On n'avait plus beaucoup entendu Carlos Tavares depuis son départ du groupe automobile Stellantis en décembre 2024. Fin mai, il a fini par sortir du silence en accordant un entretien-fleuve à Bloomberg, dont Auto-Infos s'est fait l'écho le 2 juin. L'ancien patron y évoque sa nouvelle vie au Portugal, mais commente également la nomination de celui qui lui a succédé au poste de directeur général, l'Italien Antonio Filosa. Et pour Tavares, ce choix est on ne peut plus pertinent.
«Logique et crédible», voilà comment Carlos Tavares qualifie le choix de John Elkann, président de Stellantis. Jusqu'à présent, Antonio Filosa occupait le poste de directeur des opérations pour les Amériques et Directeur de la qualité. Il recevra les pouvoirs de directeur général le 23 juin, confirme le groupe Stellantis sur son site Internet. John Elkann conservera ses fonctions de Président exécutif du Conseil d’administration lorsqu’Antonio Filosa prendra ses fonctions. Ce dernier annoncera alors la nouvelle équipe de direction de Stellantis.

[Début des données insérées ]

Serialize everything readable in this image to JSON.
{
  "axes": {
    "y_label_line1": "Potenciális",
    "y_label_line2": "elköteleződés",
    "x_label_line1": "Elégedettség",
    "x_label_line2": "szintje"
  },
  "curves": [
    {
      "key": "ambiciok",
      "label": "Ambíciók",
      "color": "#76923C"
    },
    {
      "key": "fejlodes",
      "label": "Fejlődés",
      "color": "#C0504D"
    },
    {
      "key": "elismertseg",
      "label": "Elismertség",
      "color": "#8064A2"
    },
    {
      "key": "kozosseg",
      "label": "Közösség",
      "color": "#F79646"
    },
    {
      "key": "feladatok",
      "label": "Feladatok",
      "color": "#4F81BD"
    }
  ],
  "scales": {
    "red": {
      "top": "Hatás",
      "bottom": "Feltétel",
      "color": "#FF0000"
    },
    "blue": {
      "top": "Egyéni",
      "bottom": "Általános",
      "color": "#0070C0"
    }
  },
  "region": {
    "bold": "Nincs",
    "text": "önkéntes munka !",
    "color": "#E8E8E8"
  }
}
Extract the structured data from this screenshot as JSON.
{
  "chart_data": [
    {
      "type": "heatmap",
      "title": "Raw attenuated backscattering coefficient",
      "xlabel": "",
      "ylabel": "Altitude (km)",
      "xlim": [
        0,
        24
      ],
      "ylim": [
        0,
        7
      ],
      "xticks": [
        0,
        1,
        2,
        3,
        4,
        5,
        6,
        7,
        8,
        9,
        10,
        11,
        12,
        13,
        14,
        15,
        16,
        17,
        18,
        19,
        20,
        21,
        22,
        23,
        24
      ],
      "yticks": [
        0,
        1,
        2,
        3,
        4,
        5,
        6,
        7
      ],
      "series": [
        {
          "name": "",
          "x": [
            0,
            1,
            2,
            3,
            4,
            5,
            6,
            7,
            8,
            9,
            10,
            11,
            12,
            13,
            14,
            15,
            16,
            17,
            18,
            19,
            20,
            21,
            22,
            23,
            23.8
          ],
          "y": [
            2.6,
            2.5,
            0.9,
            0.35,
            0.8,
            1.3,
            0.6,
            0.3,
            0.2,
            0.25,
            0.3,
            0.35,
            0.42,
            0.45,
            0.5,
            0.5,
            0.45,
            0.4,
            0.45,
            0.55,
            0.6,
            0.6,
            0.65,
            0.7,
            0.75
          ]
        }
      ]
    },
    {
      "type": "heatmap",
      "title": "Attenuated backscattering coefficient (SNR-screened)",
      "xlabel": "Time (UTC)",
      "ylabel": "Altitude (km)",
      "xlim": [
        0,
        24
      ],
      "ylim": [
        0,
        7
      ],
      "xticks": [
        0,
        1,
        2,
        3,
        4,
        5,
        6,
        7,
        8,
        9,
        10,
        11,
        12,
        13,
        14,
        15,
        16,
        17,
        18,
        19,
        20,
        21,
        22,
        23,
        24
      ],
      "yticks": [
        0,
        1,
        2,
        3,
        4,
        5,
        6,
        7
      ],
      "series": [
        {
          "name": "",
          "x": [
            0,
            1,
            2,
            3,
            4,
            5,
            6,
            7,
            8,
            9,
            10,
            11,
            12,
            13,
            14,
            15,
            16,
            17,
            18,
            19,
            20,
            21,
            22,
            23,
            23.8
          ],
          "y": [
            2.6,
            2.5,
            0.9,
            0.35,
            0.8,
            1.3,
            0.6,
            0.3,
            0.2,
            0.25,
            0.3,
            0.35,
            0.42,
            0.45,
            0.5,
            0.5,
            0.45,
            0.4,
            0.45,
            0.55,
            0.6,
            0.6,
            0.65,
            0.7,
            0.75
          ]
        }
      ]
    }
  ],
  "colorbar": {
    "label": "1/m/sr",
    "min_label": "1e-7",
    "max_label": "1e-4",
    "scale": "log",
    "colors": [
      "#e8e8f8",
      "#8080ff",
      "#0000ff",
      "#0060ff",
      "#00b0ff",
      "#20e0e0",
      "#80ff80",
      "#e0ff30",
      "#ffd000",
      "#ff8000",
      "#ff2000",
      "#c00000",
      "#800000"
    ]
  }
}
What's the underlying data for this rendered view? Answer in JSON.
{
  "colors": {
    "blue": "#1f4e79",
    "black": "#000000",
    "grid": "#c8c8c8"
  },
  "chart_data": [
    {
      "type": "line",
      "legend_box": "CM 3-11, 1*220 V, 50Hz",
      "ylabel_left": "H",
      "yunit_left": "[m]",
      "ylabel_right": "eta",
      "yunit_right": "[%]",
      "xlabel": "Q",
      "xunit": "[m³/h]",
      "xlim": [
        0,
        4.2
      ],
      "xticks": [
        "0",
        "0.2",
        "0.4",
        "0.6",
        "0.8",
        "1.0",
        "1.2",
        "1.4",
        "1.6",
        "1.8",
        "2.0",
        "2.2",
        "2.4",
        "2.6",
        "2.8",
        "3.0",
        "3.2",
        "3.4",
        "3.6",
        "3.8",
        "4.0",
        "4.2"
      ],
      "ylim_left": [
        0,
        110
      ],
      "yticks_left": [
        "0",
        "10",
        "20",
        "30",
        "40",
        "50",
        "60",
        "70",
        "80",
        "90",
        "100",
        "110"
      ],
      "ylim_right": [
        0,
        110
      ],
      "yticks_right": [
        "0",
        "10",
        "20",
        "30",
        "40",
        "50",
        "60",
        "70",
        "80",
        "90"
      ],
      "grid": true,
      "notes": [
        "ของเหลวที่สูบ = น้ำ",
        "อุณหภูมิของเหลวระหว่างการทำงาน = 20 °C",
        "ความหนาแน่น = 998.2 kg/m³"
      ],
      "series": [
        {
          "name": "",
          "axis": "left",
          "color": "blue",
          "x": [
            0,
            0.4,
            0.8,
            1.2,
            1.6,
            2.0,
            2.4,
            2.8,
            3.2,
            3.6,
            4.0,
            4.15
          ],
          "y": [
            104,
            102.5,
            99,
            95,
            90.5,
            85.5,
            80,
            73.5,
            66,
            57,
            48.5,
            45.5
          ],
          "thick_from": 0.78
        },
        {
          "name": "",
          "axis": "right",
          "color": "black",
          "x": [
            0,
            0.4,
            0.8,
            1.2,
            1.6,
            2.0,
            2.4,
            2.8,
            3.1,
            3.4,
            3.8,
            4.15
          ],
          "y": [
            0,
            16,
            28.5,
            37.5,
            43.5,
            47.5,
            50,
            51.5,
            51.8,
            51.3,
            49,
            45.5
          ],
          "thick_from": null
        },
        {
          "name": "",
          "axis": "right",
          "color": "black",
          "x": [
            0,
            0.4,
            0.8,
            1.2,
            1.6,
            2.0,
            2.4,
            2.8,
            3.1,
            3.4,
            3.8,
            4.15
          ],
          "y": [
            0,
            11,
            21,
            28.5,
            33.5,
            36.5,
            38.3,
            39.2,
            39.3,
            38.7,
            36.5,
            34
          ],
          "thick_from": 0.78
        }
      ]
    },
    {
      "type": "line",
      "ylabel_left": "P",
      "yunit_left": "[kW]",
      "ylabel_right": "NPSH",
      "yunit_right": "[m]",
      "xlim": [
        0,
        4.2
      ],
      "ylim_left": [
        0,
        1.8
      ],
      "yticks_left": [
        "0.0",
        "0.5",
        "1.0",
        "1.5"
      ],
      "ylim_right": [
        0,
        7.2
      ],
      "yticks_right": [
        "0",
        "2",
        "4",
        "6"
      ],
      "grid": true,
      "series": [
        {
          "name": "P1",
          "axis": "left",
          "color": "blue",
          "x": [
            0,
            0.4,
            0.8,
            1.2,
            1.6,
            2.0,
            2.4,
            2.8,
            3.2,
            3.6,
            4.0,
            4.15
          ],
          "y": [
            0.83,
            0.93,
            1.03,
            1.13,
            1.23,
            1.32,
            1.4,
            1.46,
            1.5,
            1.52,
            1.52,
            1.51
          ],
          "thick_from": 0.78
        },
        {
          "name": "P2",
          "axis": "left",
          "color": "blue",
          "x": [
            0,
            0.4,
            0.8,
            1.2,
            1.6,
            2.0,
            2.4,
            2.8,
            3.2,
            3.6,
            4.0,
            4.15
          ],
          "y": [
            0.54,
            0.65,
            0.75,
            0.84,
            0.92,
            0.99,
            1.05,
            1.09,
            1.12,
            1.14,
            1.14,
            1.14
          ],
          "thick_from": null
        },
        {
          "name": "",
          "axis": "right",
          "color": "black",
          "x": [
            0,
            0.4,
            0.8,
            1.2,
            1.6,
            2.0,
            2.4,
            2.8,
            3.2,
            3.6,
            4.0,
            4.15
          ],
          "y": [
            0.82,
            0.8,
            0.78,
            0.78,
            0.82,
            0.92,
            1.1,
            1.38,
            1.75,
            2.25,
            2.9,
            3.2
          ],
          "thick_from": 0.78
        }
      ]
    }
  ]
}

Un départ sous tension avec un chèque de 35 millions d'euros
«J’espère qu’Antonio Filosa sera pleinement soutenu par le conseil d’administration» déclare Carlos Tavares depuis le Portugal, précisant avoir sciemment choisi de quitter Stellantis après une discussion «très mûre et très franche» avec John Elkann. Le départ de Tavares avait été tendu, de nombreuses personnes proches du groupe affirmant qu'il avait été «débarqué». Le principal intéressé nuance : «A un moment donné, on arrive à un carrefour et quelqu’un décide qu’il est temps de se séparer. C’est normal». Ajoutant : «Je n'ai rien contre personne. Même ceux qui m'ont rendu la vie plus difficile». Carlos Tavares était parti avec un chèque de 35 millions d'euros, provoquant la colère des salariés du groupe, après une année 2024 pourtant marquée par des résultats décevants.